Concernant le prix de production du nucléaire, le chiffre de 60 euros/MWh est communément avancé par les partisans de cette source d’énergie. Mais il concerne le nucléaire existant, déjà amorti. La Cour des comptes a en effet indiqué que les coûts de production du nouveau nucléaire étaient largement sous-estimés. « Le pilotage de Flamanville 3 au sein de celui plus global du parc nucléaire se traduisait par un facteur de charge effectif plus faible, par exemple 75 %, une rentabilité de 4 % (en termes réel) nécessiterait alors un prix de vente de plus de 138 €/MWh. Pour des prix de vente de moins de 90€/MWh, il paraît difficile d’envisager une rentabilité atteignant 2 % », peut-on lire dans un rapport de janvier 2025.

Autre oubli : le coût de l’importation des combustibles fossiles, à commencer par le gaz. Celle-ci s’est élevée à 116 milliards d’euros en 2022, 71 milliards d’euros en 2023, 57 milliards d’euros en 2024.

Le vrai coût des EnR électriques ?

Dans l’article du JDD, on apprend avec étonnement qu’alors « que le marché européen se situait en 2024 autour de 60 euros/MWh, l’État français, via EDF, rétribuait les EnR à hauteur de 102 euros/MWh pour l’éolien terrestre, 195 euros/MWh pour l’éolien marin et 226 euros/MWh pour le solaire ».

Or, ces chiffres sont bien loin les résultats des derniers appels d’offres : 89 €/MWh pour l’éolien terrestre et 79,09 €/MWh pour le solaire au sol. Même pour l’un des segments PV le plus coûteux, celui sur bâtiment, le dernier appel d’offres s’est conclu avec un prix moyen de 97,53 €/MWh, bien loin des 226 euros/MWh annoncés par le JDD.
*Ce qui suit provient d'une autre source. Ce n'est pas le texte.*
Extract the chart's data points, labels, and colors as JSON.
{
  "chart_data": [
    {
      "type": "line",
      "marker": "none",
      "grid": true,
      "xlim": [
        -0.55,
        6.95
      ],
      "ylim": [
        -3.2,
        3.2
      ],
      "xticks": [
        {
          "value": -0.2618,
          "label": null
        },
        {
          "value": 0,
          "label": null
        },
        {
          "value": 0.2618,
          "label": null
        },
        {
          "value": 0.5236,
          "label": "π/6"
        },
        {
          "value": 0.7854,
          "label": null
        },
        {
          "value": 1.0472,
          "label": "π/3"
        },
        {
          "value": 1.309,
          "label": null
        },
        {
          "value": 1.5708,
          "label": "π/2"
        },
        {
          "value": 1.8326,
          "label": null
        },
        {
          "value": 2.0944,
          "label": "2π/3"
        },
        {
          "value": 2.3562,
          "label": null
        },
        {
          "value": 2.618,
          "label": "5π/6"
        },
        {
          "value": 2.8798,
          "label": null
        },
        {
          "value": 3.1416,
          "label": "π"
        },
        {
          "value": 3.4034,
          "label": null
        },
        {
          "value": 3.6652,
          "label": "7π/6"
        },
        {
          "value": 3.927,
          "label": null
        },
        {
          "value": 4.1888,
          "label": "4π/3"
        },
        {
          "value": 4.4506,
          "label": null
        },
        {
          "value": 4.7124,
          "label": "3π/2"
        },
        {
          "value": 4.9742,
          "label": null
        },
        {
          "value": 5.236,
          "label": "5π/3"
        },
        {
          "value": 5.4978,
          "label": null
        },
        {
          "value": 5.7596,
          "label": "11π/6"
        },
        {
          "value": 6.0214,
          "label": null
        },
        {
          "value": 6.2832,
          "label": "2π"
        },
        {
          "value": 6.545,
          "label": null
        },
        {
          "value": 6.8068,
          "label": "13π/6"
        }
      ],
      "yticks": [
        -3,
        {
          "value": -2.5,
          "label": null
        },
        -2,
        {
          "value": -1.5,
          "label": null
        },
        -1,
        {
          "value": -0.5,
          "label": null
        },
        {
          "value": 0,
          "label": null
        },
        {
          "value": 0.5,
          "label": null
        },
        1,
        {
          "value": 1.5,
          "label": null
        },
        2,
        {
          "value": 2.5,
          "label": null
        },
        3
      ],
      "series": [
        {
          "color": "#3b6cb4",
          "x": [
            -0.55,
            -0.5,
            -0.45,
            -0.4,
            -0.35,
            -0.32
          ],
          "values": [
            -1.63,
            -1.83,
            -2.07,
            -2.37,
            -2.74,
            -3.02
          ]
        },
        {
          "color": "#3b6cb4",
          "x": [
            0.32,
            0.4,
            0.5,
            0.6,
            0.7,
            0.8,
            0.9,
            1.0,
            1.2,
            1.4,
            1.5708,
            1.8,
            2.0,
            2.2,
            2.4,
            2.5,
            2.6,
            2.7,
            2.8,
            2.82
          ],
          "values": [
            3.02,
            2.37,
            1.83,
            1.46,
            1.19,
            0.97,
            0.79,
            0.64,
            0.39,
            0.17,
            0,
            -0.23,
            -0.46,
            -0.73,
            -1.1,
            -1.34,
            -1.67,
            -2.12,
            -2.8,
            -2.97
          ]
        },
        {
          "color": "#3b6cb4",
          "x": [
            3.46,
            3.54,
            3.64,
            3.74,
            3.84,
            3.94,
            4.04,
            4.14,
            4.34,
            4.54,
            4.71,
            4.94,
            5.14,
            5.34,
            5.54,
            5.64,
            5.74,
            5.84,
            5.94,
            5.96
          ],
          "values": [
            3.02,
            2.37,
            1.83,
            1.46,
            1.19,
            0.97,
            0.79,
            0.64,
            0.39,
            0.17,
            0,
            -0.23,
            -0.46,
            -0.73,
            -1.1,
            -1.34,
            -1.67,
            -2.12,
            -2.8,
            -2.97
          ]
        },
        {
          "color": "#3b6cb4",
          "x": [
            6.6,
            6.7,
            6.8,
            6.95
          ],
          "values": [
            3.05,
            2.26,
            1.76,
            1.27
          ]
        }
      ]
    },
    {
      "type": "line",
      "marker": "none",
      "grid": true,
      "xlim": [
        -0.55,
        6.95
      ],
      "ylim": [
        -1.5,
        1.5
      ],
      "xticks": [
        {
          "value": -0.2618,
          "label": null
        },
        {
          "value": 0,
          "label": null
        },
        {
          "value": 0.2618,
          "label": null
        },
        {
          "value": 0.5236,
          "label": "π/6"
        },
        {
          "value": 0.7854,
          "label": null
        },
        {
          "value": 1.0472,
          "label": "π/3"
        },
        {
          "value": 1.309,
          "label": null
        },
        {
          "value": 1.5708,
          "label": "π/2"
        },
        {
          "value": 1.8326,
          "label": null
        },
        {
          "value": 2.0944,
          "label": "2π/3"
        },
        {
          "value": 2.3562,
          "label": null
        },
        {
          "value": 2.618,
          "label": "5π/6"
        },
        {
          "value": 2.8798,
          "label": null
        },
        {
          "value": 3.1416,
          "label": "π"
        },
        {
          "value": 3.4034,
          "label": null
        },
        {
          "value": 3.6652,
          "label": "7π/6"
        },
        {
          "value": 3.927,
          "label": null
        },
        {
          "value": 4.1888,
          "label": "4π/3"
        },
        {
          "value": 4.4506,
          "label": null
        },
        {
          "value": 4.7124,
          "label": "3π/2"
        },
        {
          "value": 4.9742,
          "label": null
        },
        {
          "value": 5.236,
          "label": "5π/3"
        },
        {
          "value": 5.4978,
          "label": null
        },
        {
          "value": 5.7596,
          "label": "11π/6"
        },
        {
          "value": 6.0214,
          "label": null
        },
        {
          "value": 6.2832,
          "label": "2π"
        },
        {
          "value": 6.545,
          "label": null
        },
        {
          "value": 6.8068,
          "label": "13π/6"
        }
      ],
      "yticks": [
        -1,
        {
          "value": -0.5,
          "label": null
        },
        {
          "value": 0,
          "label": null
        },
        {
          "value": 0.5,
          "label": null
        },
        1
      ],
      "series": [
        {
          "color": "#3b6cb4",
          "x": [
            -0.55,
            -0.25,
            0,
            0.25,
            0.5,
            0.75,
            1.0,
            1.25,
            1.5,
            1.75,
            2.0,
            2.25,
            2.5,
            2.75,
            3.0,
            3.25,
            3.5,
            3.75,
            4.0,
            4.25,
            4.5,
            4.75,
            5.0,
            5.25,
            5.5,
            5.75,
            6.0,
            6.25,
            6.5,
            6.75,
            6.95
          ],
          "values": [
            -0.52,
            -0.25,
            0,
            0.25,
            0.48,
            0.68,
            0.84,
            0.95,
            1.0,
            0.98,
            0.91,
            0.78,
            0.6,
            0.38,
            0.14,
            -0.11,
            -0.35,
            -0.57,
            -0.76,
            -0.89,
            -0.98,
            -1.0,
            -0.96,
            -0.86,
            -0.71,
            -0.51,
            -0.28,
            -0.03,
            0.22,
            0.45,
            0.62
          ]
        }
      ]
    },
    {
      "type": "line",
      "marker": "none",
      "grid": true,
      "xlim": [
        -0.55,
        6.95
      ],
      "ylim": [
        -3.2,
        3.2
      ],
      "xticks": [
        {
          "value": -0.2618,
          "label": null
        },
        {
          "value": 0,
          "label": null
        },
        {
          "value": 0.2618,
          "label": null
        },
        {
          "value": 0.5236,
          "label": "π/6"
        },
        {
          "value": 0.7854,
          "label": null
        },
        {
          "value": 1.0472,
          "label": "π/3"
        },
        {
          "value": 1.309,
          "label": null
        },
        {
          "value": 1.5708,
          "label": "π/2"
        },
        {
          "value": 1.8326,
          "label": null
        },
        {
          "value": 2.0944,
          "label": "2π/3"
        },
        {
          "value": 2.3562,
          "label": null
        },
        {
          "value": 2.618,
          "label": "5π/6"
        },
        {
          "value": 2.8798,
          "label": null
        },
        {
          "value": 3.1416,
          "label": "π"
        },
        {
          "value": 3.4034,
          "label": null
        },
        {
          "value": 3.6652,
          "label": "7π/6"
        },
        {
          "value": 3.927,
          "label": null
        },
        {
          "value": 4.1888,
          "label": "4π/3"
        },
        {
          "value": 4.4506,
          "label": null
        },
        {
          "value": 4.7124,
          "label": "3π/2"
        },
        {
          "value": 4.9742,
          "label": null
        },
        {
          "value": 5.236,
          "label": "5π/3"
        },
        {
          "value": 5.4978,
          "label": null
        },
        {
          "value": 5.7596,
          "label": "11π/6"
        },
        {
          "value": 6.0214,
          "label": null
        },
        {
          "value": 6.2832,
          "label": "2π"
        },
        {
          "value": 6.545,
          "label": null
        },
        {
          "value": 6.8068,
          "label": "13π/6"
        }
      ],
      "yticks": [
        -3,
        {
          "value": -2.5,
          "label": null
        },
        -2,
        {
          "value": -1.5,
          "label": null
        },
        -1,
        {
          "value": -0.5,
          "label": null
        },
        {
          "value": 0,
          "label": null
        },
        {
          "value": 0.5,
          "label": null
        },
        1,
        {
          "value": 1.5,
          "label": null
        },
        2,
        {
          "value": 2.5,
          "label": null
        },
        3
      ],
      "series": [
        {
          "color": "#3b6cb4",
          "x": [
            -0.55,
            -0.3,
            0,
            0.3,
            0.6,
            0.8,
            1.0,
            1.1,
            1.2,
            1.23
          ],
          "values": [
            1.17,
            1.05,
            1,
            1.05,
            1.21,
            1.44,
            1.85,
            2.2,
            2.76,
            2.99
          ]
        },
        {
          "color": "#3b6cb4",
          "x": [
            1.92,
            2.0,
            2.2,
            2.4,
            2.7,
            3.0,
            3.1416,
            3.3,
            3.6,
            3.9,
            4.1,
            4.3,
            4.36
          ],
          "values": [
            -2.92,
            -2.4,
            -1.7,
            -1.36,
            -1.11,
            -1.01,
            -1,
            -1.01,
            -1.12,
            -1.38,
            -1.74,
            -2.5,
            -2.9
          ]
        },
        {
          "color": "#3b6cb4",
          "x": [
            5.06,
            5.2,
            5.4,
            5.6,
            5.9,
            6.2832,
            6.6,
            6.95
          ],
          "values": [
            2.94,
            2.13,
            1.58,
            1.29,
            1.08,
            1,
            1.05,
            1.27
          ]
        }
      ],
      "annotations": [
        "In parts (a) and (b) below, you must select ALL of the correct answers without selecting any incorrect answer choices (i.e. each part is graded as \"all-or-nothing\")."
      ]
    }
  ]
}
Même Marc Ferracci, ministre de l’Industrie et de l’Énergie, connu pour ne pas être un fervent défenseur des renouvelables, a pris la plume sur LinkedIn pour réfuter l’assertion selon laquelle « la facture d’électricité n’a pas doublé à cause des énergies renouvelables », comme l’accusent les anti-renouvelables. « Depuis 2015, le tarif réglementé n’a augmenté que d’environ 20 % en euros courants, indique-t-il. Et cette hausse est due à plusieurs facteurs : hausse des taxes, modernisation des réseaux, hausse du prix du gaz importé, notamment liée à la guerre en Ukraine. C’est cela, la clé de notre indépendance énergétique. Il faudra plus d’électricité dans les années à venir : pour faire rouler les véhicules électriques, pour chauffer avec des pompes à chaleur, pour faire tourner l’industrie ».